The HVAC Sector Deals with a Rapidly Changing Landscape
The HVAC sector is in a bit of turmoil. That’s understandable: Just about everything it deals with is changing. The reassuring news for the industry is that three pieces of research suggest that it is keeping up with these rapid, roiling shifts.
Infiniti Research, in a report released this month, painted a picture of an industry in transition as two trends — new technological approaches and demands for energy efficiency — work in parallel to usher in a new generation of equipment. The firm found that the global HVAC market grew at a compound annual growth rate (CAGR) of 7 percent.
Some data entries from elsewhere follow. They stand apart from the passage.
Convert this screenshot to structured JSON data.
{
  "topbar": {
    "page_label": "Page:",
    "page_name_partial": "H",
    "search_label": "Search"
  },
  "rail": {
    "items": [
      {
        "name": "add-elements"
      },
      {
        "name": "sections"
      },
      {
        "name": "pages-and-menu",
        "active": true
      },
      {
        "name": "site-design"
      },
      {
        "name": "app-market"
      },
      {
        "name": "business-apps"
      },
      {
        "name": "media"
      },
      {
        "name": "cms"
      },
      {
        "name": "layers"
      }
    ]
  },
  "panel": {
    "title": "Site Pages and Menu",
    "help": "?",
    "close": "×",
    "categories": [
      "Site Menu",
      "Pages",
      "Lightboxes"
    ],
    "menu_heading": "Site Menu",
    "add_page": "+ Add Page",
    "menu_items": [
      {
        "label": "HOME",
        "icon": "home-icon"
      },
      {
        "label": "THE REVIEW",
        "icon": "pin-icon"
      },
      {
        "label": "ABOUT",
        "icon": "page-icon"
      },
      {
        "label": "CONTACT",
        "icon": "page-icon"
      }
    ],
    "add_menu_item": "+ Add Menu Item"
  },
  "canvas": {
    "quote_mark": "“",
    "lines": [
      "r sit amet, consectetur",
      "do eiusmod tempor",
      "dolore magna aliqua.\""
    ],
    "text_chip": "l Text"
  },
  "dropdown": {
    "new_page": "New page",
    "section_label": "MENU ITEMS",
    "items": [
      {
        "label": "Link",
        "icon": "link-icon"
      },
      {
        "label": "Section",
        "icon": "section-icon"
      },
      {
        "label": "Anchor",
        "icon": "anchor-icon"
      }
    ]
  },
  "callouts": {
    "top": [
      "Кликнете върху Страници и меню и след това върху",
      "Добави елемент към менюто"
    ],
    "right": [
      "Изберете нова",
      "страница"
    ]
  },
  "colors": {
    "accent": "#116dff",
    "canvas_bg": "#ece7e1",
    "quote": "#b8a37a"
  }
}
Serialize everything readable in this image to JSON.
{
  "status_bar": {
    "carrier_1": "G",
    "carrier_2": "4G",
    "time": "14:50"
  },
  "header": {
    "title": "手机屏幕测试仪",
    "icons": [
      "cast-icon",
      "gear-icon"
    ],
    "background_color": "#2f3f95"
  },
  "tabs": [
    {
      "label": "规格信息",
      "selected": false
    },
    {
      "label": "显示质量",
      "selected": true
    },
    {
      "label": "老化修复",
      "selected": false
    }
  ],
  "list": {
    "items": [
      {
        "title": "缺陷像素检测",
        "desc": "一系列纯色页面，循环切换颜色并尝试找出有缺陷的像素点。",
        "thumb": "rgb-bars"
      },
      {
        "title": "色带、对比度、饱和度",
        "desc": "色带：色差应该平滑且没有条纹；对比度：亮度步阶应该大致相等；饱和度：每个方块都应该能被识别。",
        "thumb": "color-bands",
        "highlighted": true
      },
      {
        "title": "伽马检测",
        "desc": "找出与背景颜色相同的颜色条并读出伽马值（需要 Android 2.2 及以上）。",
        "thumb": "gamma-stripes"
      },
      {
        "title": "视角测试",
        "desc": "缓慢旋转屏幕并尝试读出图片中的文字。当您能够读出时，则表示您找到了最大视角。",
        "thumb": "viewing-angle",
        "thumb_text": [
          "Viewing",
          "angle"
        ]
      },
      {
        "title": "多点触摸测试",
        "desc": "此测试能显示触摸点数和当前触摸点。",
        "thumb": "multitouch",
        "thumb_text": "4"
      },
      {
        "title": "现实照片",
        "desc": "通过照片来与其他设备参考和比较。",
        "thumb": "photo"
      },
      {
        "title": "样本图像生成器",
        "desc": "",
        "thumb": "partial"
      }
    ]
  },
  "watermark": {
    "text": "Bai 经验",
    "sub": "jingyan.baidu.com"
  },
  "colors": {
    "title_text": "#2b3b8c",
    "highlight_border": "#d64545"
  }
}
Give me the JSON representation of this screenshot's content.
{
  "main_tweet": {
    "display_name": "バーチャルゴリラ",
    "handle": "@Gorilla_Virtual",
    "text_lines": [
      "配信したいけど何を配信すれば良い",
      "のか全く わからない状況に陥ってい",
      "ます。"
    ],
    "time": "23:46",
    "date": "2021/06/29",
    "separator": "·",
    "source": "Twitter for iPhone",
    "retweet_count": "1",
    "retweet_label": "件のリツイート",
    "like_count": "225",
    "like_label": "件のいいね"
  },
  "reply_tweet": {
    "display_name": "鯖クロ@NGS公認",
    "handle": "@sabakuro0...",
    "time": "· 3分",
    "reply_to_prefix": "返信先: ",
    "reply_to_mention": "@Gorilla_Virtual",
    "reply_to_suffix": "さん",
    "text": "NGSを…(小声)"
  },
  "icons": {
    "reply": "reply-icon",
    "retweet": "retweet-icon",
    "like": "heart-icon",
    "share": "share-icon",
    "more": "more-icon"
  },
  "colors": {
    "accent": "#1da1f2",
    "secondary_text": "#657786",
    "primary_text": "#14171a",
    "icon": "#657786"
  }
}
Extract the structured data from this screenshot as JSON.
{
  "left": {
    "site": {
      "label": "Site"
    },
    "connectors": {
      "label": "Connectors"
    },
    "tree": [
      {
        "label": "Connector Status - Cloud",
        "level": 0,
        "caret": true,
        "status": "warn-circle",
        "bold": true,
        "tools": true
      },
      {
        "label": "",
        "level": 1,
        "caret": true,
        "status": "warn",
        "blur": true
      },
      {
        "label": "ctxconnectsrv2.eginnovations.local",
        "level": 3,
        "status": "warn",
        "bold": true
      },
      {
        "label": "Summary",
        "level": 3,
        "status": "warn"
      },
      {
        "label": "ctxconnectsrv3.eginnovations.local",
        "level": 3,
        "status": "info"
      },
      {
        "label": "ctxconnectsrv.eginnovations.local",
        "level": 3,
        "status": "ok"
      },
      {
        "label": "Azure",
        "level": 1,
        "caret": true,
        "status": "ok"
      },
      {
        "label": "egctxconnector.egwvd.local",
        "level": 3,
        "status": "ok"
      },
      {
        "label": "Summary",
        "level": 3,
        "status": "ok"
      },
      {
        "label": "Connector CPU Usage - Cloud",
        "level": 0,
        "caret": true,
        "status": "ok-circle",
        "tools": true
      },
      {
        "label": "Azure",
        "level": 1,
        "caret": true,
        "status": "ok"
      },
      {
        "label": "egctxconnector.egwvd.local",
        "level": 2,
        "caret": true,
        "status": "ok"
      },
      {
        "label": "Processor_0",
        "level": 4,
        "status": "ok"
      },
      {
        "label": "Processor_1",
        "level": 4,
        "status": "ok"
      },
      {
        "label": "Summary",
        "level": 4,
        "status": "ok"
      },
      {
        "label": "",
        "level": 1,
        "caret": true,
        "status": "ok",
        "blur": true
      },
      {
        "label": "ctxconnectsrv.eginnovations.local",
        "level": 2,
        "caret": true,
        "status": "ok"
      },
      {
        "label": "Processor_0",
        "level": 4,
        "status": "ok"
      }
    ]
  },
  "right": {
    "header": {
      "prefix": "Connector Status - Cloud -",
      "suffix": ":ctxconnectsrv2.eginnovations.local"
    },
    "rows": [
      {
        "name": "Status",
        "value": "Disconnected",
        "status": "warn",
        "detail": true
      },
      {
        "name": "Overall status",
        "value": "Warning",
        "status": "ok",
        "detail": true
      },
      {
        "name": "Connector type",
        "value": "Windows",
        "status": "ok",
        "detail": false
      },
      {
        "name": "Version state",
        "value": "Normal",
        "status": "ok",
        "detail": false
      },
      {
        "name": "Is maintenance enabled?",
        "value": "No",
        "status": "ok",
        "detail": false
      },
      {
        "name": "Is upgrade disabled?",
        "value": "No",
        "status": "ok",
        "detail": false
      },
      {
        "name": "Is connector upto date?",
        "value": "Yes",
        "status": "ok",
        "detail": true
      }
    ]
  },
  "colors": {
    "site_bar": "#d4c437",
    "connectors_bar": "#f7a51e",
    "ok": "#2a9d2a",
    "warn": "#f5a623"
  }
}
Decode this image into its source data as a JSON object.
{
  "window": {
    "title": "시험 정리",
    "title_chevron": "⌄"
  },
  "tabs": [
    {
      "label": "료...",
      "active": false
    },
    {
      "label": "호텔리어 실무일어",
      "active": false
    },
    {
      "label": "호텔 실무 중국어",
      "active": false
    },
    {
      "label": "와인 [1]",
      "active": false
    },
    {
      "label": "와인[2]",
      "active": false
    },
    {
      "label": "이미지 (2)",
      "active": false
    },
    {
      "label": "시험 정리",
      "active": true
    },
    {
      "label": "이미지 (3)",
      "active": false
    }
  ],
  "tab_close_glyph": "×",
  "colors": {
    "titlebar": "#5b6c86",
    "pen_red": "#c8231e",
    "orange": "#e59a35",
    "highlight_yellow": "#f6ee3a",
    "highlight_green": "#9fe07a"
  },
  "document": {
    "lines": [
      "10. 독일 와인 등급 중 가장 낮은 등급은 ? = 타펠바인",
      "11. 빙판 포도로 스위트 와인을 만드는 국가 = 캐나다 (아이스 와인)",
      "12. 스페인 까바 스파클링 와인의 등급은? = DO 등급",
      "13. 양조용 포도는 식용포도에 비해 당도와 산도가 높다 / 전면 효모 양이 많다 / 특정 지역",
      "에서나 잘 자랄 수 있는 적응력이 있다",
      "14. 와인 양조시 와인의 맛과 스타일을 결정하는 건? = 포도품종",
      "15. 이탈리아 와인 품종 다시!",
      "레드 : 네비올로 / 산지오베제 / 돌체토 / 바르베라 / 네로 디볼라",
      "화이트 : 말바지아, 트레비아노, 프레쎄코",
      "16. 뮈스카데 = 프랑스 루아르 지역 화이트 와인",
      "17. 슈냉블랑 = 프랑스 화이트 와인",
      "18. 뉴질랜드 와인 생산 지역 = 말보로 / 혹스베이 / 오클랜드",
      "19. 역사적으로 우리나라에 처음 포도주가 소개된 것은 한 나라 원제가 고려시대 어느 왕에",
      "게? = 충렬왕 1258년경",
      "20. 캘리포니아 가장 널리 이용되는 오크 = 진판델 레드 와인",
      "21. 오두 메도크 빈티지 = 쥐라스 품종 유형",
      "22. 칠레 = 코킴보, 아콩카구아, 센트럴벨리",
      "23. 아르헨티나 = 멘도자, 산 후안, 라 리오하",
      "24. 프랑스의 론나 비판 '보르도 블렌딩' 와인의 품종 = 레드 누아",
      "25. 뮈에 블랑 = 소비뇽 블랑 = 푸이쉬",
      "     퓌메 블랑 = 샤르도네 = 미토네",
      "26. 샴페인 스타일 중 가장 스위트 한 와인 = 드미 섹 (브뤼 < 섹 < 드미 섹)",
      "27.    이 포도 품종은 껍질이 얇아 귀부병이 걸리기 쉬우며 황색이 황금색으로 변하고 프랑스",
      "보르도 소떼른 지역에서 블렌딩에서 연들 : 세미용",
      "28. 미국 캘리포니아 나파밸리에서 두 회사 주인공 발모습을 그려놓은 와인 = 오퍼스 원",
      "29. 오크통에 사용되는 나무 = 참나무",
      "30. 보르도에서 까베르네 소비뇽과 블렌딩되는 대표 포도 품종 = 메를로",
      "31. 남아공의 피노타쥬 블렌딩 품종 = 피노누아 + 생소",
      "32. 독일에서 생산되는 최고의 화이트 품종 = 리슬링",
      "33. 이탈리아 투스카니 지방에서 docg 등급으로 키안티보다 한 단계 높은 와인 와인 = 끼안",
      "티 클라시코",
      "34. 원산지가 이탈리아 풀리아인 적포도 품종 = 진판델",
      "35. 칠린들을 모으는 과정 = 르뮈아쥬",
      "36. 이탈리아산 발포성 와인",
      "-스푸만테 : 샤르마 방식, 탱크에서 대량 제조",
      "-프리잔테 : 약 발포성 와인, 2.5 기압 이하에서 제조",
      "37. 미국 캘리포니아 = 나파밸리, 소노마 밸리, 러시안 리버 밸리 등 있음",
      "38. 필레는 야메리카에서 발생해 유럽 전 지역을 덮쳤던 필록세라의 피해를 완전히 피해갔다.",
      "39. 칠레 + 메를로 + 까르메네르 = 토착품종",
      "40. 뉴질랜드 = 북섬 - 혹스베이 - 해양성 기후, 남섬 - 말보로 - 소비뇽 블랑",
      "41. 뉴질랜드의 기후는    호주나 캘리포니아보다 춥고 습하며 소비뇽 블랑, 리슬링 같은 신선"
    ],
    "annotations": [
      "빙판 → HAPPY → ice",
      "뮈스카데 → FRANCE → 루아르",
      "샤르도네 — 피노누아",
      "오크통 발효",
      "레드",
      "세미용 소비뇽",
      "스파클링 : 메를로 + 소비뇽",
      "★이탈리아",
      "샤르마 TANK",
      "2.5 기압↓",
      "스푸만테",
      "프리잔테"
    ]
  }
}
The firm found that construction in the residential, commercial and industrial sectors all are on the rise. At the same time, a worldwide trend toward regulations mandating greater energy efficiency is encouraging proactive purchasing and installation of equipment that satisfies those requirements. The growth of intelligent buildings is expected to further drive change in the HVAC market.
The second piece of research — released in August by Chisult Insight Co. Ltd. — found that the year ahead would feature above-average growth and that the United States had the best fundamentals in place than it has for more than a decade. Those fundamentals – higher employment, lower gas prices and growing consumer confidence – are especially pronounced on the residential side. On the commercial side, Chisult calls for 5 percent growth in the 2015/2016 based on 6 percent to 7 percent growth in the nonresidential construction market.
One of the emerging stars of the HVAC market is variable refrigerant flow (VRF), which uses a refrigerant that is cooled or heated by a single outdoor condensing unit. ARCH News posted a feature tracing its growth in the North American market. A Haier America senior product manager is quoted as saying that VRF initially gained traction in Asia, Europe and South America but is making a move in the United States.
The piece quotes Jade Culbertson, the national sales manager of ECOI/VRF solutions for Panasonic Heating and Air Conditioning Group on the nature of the North American market:
Culbertson noted the commercial market is the largest sector for growth as manufacturers develop products with larger indoor air-handling capabilities, fresh-air solutions, and integrated control systems. The residential market is growing, but mostly in multifamily installations where efficiency, space, and amenities are paramount in the designs, he added.
The third and most granular research is the October results from The Air-Conditioning, Heating, and Refrigeration Institute (AHRI). The data tells an interesting story of overall growth – but momentary hesitation. Shipments in four areas were weaker in October 2015 than October 2014: Residential storage water heater shipments decreased 21 percent; commercial storage water heaters decreased 1.3 percent; warm air furnaces decreased 1.6 percent and central air conditioners and air-source heat pumps decreased 8.5 percent.
However, each category’s shipments were up in year-to-date numbers. Residential storage water heats increased 0.8 percent, commercial storage water heaters increased 1.6 percent; warm air furnaces increased 4.9 percent and central air conditions and air-source heat pumps increased 1.1 percent.
Change will continue. This summer, The Commercial Packaged Air Conditioners and the Commercial Warm Air Furnaces Working Group reached agreements on efficiency standards, test procedures and metrics, according to Contractor.com. The story says that the negotiations, which were led by the U.S. Department of Energy, involved equipment manufacturers, contractors, installers and others. The group was aggressive, according to the story:
The new standards will save almost 15 quadrillion BTU (quads) of energy from more efficient equipment shipped over the next 30 years. To put the agreement in perspective, many DOE standards lead to savings of 1 quad or less. 15 quads equals almost as much energy as in all the coal burned in the United States to generate electricity in a year.
Marianne DiMascio, the Outreach Director for the Energy-Efficient Economy’s Appliance Standards Awareness project, told Energy Manager Today that final rules from the DoE are expected soon. The rules, if adopted, will be something of a milestone for those concerned with HVAC issues. “A savings of 15 quads over 30 years of sales is very large,” DiMascio she wrote. “It will be the biggest set of rules issued by the DOE Appliance Standards Program.”
The impact will be big. “Building owners potentially could see significant savings over the life of the one rooftop air conditioner, for example. They often have multiple rooftop air conditioners which will add up to greater savings.”
Nowhere are the changes buffeting the energy industry more pronounced than in heating, ventilation and air conditioning. Indeed, during this period of transition it seems that more things are different than are the same. However, change brings great opportunity. The category seems to be experiencing moderate growth overall.